German Startup Changemakers: Richard Groß

Richard Groß is the Community Manager & Sales Agent at betahaus, which offers co-working spaces, private offices, and event spaces in Europe since 2009. He contributes to the startup ecosystem in Berlin by trying to introduce the right people and spot opportunities where others may not see them. Find out which advice for founders he shared with us and what he predicts for the ecosystem in the near future.
A young man posing for a photo
1. Hi Richard, thank you for agreeing to do the interview. Could you tell us a bit about your background and how you’re connected to the startup world?

Thank you for having me. I finished my Masters in International Management and Intercultural Studies in Scotland and wrote my thesis on entrepreneurship. So I interviewed eight different founders regarding what they took from their universities into their later businesses. I was curious to find out how their universities affected their entrepreneurial spirit. This really got me hooked on the whole startup scene and the people who create something from scratch. 

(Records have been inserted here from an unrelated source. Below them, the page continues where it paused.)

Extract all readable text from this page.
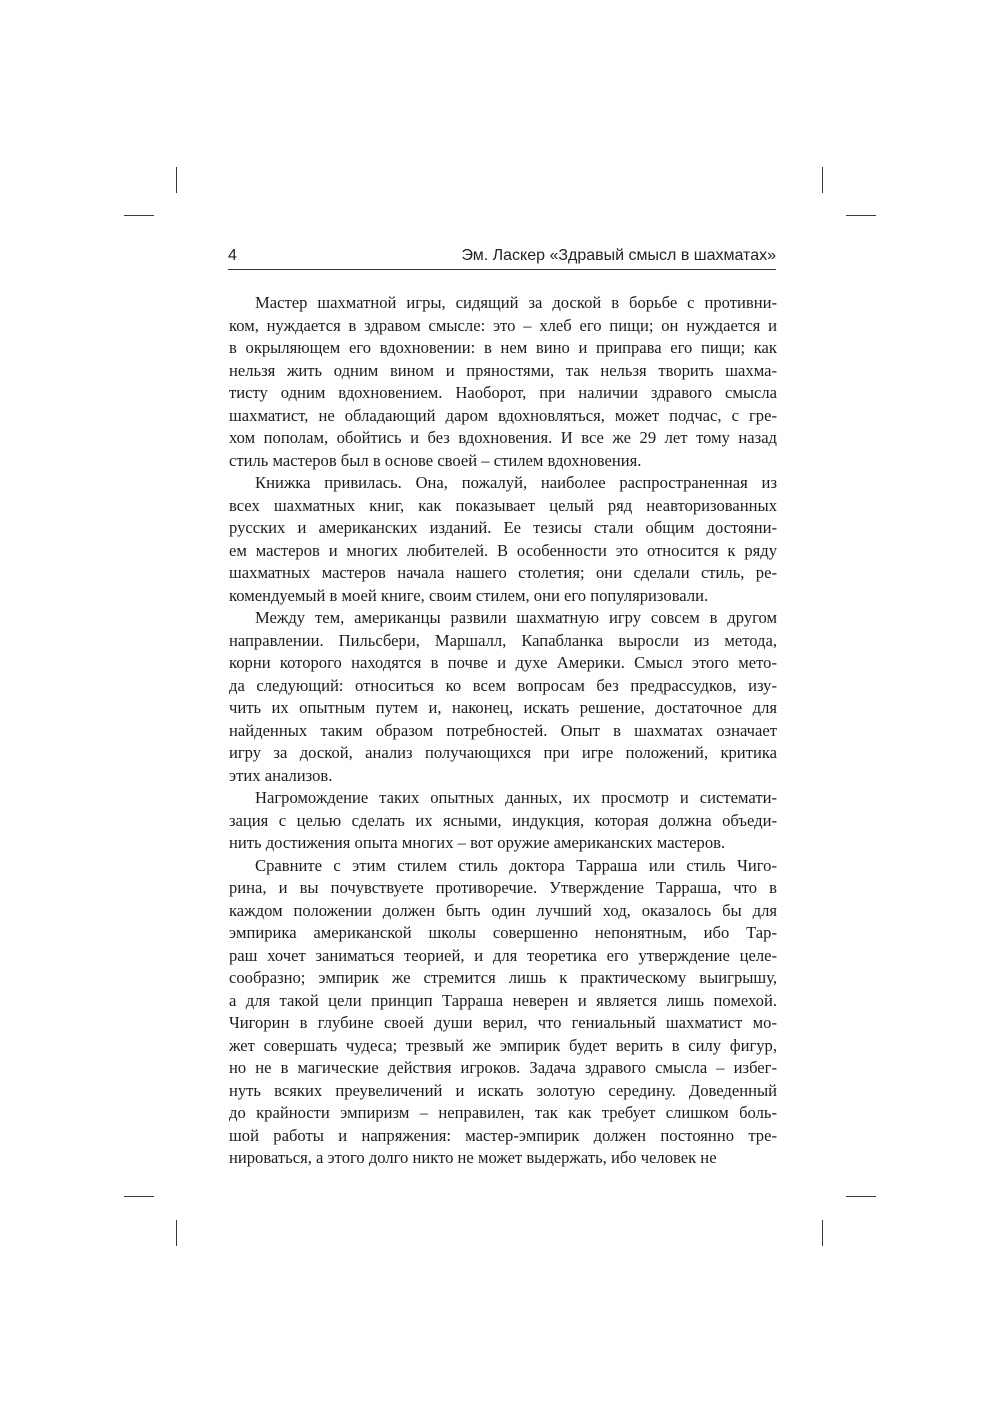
4	Эм. Ласкер «Здравый смысл в шахматах»
Мастер шахматной игры, сидящий за доской в борьбе с противни-
ком, нуждается в здравом смысле: это – хлеб его пищи; он нуждается и
в окрыляющем его вдохновении: в нем вино и приправа его пищи; как
нельзя жить одним вином и пряностями, так нельзя творить шахма-
тисту одним вдохновением. Наоборот, при наличии здравого смысла
шахматист, не обладающий даром вдохновляться, может подчас, с гре-
хом пополам, обойтись и без вдохновения. И все же 29 лет тому назад
стиль мастеров был в основе своей – стилем вдохновения.
Книжка привилась. Она, пожалуй, наиболее распространенная из
всех шахматных книг, как показывает целый ряд неавторизованных
русских и американских изданий. Ее тезисы стали общим достояни-
ем мастеров и многих любителей. В особенности это относится к ряду
шахматных мастеров начала нашего столетия; они сделали стиль, ре-
комендуемый в моей книге, своим стилем, они его популяризовали.
Между тем, американцы развили шахматную игру совсем в другом
направлении. Пильсбери, Маршалл, Капабланка выросли из метода,
корни которого находятся в почве и духе Америки. Смысл этого мето-
да следующий: относиться ко всем вопросам без предрассудков, изу-
чить их опытным путем и, наконец, искать решение, достаточное для
найденных таким образом потребностей. Опыт в шахматах означает
игру за доской, анализ получающихся при игре положений, критика
этих анализов.
Нагромождение таких опытных данных, их просмотр и системати-
зация с целью сделать их ясными, индукция, которая должна объеди-
нить достижения опыта многих – вот оружие американских мастеров.
Сравните с этим стилем стиль доктора Тарраша или стиль Чиго-
рина, и вы почувствуете противоречие. Утверждение Тарраша, что в
каждом положении должен быть один лучший ход, оказалось бы для
эмпирика американской школы совершенно непонятным, ибо Тар-
раш хочет заниматься теорией, и для теоретика его утверждение целе-
сообразно; эмпирик же стремится лишь к практическому выигрышу,
а для такой цели принцип Тарраша неверен и является лишь помехой.
Чигорин в глубине своей души верил, что гениальный шахматист мо-
жет совершать чудеса; трезвый же эмпирик будет верить в силу фигур,
но не в магические действия игроков. Задача здравого смысла – избег-
нуть всяких преувеличений и искать золотую середину. Доведенный
до крайности эмпиризм – неправилен, так как требует слишком боль-
шой работы и напряжения: мастер-эмпирик должен постоянно тре-
нироваться, а этого долго никто не может выдержать, ибо человек не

Even though I was born in Mainz and grew up in the south of Germany, this pulled me to Berlin because the startup scene here is quite unique. I wanted to dive into the Berlin startup atmosphere.

2. You’re the Community Manager & Sales Agent at betahaus, which offers coworking spaces, private offices, and event spaces in Europe since 2009. Tell us more about your mission.

If you want to sum up the mission of betahaus in two words it would be: facilitate entrepreneurship. What we do is anything that supports founders in their mission. We try to create the perfect infrastructure so that individuals can come here and focus completely on their businesses. betahaus is one of the first co-working spaces in Europe. When the founders started with their mission they weren’t understood but it worked out beautifully in the long run.

3. What would you say are the pros and the cons of the startup ecosystem in Berlin? How do you feel you’re contributing to it?

What drew me to the ecosystem in Berlin is the 360 approach. I looked into other ecosystems, especially within Europe, such as Dublin and Barcelona. But what I always liked about the Berlin startup scene is that it doesn’t seem to have a niche. There isn’t a focus on one certain industry, there are companies from all over the scheme.

How do I contribute to the ecosystem? As a Community Manager, I try to create opportunities. I don’t see myself as an entertainer, but more as a facilitator. I’d rather provide stages for other people to meet, interact and exchange ideas. I feel I’m contributing by introducing the right people to each other through networking events and doing my best to spot opportunities where others may not see them.

If you’re interested in joining a networking event, we have our betabreakfast every Thursday. That’s been around for the past ten years and it’s a good opportunity to meet someone. I also have a good overview of the teams we have in-house. So I do my best to support and complement companies that should work together.

4. What do you think are the top lessons entrepreneurs should keep in mind?

Currently, I’m doing a bit of entrepreneurship myself. They say some are born and some are made entrepreneurs. I’m definitely made. I have a Networking Agency that’s still in a very much beta phase. I started a one-man agency where I try to network as best as I can on a donation base. Even though it’s still in an early stage, my heart and soul are in it, and it makes me happy.

  • My first advice for entrepreneurs would be to start as early as they can. I was once told to start when you’re not ready. At the time I didn’t quite understand it, but now I really do. Start with executing the craft you want to excel in as early as you can.
  • The second piece of advice would be to have a look at how you can make money. I know it sounds very basic but once you create a cash flow you’ll have liberty and a lot of problems will dissolve quite quickly.
  • The last piece of advice would be to know yourself as best as you can. It’s good to know your strengths and weaknesses. Can you do marketing, sales, and coding? What are you great at and what do you struggle with? Figure out your profile and you’ll have a greater chance of becoming a great entrepreneur.

5. What do you predict for the ecosystem in Berlin and in Germany in the near future?

It’s hard to make predictions these days due to all the uncertainty that’s going on in the world. However, I see the future as very optimistic when it comes to the startup ecosystem. There’s work that needs to be done in Berlin and in Germany especially, in terms of digitalisation or megatrends such as climate change. But what the ecosystem represents is an alternative to the way we think and operate, as well as the opportunity to do things differently. This is what’s always drawn me to it. There are a lot of companies here at betahaus that are trying to shape the future.

betahus’ name comes from the fact that we’re always in beta, meaning we never see ourselves as a finished entity in whatever shape or form. We always question our standards, try to evolve and get better at what we do. We should all keep in mind that the only constant is change.

Thanks a lot for sharing your story, Richard. We wish you the best of luck in your future endeavours.